The international Christian humanitarian organization World Vision has released a statement in response to the recent news that the Obama administration gave it money to help fund an al-Qaeda affiliate.
The National Review published a story on Wednesday that the Obama administration approved $200,000 in grant money to the Sudan-based Islamic Relief Agency, with World Vision as intermediary, even though the organization was listed as a terrorist affiliate in 2004.
"Despite this well-documented history, the U.S. Agency for International Development (USAID) in July 2014 awarded $723,405 to World Vision Inc., an international evangelical charity, to 'improve water, sanitation and hygiene and to increase food security in Sudan's Blue Nile state.' Of these funds, $200,000 was to be directed to a sub-grantee: ISRA," reported the publication.
"Obama-administration officials knowingly approved the transfer of taxpayer dollars to an al-Qaeda affiliate, and not an obscure one but an enormous international network that was often in the headlines."
In a Wednesday statement, the London-based World Vision explained that they were unaware of the terrorist designation for the group and that they took action once they were made aware of it.
"There are several Islamic Relief organisations operating around the world which are not blocked, and when we searched the blocked parties lists for 'Islamic Relief' in 'Sudan,' the searches produced no results," stated World Vision.
"In May 2014, when World Vision applied to renew our registration with [Treasury Department's Office of Foreign Assets Control] as a charity working in Sudan, we identified IRA as a sub-grantee in our application.
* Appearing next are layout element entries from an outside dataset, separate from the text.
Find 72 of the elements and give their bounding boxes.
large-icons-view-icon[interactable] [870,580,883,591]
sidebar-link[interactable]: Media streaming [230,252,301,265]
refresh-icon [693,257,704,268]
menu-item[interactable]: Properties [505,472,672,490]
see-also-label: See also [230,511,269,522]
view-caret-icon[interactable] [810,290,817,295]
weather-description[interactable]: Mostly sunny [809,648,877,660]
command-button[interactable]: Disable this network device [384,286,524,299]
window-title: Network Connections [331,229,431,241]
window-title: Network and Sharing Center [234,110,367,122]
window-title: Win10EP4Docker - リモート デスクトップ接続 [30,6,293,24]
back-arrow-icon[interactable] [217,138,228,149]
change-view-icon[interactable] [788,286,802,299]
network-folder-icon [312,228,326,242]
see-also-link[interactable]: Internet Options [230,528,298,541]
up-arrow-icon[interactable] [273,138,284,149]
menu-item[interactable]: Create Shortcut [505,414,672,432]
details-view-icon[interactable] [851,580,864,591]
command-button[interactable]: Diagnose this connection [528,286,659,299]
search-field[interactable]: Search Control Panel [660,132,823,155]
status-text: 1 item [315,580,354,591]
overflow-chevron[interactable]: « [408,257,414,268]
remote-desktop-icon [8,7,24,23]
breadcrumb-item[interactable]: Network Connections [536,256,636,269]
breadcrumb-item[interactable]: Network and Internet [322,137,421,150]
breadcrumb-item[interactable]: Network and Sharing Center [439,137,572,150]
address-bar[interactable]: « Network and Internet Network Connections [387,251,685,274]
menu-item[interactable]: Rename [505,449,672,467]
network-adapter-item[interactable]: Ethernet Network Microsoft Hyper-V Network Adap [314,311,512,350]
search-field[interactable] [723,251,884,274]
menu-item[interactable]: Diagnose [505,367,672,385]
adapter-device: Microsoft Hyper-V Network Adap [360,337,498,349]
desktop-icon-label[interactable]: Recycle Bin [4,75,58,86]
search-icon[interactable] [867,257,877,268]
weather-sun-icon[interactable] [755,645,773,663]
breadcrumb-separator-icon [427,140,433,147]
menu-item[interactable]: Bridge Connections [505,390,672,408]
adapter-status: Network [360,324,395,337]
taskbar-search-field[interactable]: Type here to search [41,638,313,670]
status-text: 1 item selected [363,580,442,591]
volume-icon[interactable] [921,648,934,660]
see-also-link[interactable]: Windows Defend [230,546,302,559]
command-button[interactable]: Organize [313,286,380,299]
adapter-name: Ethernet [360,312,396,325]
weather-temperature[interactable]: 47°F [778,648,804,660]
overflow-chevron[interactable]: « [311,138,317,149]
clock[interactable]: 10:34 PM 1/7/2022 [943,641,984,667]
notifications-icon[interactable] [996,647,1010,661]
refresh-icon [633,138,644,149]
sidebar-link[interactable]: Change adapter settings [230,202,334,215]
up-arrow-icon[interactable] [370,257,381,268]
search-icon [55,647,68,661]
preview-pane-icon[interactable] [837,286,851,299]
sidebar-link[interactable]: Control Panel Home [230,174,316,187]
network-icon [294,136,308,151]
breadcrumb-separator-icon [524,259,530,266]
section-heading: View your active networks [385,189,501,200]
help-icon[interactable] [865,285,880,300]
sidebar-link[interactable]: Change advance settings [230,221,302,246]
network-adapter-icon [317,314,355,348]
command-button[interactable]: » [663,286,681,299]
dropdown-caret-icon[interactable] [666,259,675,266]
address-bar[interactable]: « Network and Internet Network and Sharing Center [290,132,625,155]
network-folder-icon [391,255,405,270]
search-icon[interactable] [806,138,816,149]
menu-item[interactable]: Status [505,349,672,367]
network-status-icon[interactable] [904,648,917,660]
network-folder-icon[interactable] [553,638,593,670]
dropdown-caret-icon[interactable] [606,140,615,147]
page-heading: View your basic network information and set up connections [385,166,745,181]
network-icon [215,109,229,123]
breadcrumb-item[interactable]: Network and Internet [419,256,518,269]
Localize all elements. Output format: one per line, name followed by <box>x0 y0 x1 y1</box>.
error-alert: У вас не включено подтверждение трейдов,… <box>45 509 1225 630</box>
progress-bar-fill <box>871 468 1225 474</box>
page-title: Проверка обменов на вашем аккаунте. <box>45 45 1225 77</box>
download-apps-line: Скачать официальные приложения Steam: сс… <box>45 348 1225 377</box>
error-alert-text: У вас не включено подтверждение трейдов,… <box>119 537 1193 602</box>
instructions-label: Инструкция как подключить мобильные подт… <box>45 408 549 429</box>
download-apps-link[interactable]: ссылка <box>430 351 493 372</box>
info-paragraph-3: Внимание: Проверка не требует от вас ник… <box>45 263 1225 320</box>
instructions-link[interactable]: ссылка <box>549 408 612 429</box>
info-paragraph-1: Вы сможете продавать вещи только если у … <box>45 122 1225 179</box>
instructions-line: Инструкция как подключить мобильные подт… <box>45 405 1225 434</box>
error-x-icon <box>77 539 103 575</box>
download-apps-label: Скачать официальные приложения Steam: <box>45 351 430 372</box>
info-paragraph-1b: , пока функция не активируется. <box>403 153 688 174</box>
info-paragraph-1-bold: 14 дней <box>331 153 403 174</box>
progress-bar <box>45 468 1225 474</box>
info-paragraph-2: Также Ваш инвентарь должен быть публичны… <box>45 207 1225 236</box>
OFAC approved the renewal in August 2014 without any comments or questions about IRA."
According to the charity organization and a USAID official quoted by National Review, World Vision informed OFAC in Nov. 2014 about their concerns that the Islamic Relief Agency in Sudan was terrorist affiliated and they severed their grant program with the al-Qaeda affiliate.
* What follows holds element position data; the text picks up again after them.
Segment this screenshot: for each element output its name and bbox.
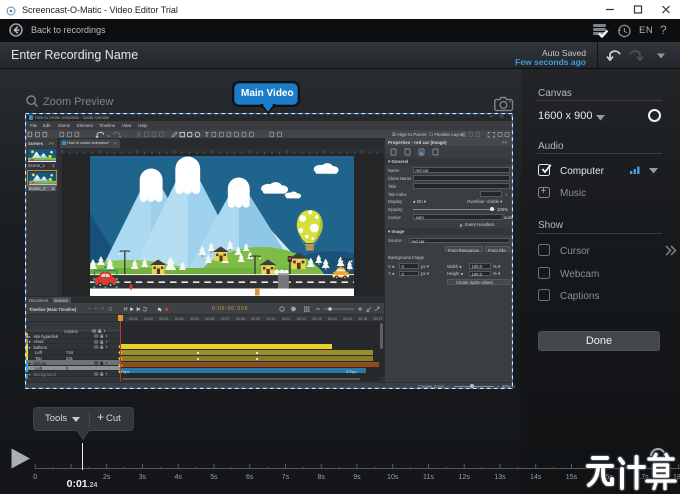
svg-text:3s: 3s (139, 474, 147, 481)
svg-text:14s: 14s (530, 474, 542, 481)
svg-text:13s: 13s (494, 474, 506, 481)
svg-text:9s: 9s (353, 474, 361, 481)
svg-text:5s: 5s (210, 474, 218, 481)
svg-text:8s: 8s (317, 474, 325, 481)
svg-text:11s: 11s (423, 474, 434, 481)
svg-text:4s: 4s (174, 474, 182, 481)
svg-text:0: 0 (33, 474, 37, 481)
svg-text:7s: 7s (282, 474, 290, 481)
svg-text:6s: 6s (246, 474, 254, 481)
svg-text:12s: 12s (459, 474, 471, 481)
svg-text:10s: 10s (387, 474, 399, 481)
National Review wrote that World Vision then reached out to USAID in January 2015 to inquire about the funds for IRA's work, writing that it "had performed excellent work" and the delayed payment was "putting a significant strain" on World Vision's relationship with the Sudanese government. There were efforts by some Sudanese officials to expel World Vision from the country, possibly due to the lack of payment, National Review noted.
The Obama administration then authorized the funds in May 2015.
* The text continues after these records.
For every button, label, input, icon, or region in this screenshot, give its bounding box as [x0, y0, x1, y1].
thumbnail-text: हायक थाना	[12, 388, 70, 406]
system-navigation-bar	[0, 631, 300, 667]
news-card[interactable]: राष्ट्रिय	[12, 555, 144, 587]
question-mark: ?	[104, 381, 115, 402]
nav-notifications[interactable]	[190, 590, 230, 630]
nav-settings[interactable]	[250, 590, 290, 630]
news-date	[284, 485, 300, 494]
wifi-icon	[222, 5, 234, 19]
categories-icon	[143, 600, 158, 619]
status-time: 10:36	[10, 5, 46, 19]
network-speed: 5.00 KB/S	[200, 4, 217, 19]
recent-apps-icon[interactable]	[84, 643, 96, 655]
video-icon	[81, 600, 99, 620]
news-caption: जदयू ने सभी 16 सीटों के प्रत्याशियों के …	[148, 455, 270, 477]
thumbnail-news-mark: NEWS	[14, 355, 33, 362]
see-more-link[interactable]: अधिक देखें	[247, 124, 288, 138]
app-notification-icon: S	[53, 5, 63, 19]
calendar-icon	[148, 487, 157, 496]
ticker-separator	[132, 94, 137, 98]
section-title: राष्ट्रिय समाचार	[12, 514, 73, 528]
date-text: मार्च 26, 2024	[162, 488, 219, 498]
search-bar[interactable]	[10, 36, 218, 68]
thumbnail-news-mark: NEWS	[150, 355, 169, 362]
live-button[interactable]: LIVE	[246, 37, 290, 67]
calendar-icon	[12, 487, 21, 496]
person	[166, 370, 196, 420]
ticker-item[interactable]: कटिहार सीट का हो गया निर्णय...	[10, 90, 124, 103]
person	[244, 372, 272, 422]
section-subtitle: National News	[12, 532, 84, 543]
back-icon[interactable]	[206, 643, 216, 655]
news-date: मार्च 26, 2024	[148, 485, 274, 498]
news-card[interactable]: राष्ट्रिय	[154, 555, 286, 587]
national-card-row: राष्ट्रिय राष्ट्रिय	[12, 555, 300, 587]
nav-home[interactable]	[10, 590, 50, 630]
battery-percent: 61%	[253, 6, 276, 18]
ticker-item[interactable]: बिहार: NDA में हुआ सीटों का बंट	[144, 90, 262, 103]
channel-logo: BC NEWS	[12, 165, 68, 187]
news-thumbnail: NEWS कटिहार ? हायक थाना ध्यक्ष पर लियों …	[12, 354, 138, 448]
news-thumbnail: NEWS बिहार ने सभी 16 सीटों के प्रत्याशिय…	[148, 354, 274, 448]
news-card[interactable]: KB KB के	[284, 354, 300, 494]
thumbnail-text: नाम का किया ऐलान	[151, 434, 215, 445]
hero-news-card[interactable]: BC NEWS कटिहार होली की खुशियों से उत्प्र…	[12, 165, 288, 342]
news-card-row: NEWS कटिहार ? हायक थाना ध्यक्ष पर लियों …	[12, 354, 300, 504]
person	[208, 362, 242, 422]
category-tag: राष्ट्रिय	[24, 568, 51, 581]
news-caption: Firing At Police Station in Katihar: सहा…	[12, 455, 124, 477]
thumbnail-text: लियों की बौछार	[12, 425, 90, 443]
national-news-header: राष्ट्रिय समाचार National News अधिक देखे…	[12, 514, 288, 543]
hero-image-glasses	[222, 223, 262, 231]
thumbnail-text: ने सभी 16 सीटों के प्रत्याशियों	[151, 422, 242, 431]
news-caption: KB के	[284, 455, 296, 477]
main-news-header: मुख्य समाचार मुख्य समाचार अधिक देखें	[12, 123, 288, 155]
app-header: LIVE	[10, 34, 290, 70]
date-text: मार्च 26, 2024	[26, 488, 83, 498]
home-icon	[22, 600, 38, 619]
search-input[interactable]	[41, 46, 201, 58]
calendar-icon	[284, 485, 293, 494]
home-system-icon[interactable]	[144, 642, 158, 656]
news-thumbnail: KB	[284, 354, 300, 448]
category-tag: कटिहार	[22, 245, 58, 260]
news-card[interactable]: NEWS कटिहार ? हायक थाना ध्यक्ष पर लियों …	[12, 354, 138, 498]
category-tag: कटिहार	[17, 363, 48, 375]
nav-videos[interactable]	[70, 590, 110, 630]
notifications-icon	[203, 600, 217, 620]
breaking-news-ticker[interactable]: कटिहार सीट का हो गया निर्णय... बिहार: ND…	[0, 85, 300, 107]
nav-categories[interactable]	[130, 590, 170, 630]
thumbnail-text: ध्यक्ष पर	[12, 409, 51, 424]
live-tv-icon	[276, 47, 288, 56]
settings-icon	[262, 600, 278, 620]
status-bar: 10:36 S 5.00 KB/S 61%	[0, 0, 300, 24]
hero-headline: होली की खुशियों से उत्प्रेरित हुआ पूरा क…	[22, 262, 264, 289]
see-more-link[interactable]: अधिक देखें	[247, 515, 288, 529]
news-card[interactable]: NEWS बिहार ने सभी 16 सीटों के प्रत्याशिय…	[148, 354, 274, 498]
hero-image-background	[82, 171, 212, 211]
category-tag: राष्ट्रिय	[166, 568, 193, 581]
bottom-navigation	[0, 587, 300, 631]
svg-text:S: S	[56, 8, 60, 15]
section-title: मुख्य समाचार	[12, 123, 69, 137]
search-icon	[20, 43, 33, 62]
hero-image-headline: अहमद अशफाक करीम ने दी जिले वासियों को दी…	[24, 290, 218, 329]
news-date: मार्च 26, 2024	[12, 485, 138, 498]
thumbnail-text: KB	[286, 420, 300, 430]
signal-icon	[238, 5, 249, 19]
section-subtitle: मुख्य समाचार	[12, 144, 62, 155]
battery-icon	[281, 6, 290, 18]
World Vision's statement said, "In January 2015, OFAC responded that IRA in Sudan 'appears to be the same entity' as the one on OFAC's blocked parties list. The sub-grant by then had expired, it was not renewed, and we discontinued any future collaboration with IRA."
"World Vision has robust controls and screening processes in place and condemns any diversion of aid funding and strongly condemn any act of terrorism or support for those activities. We have no evidence that any of our funds have been used for anything other than urgent humanitarian work."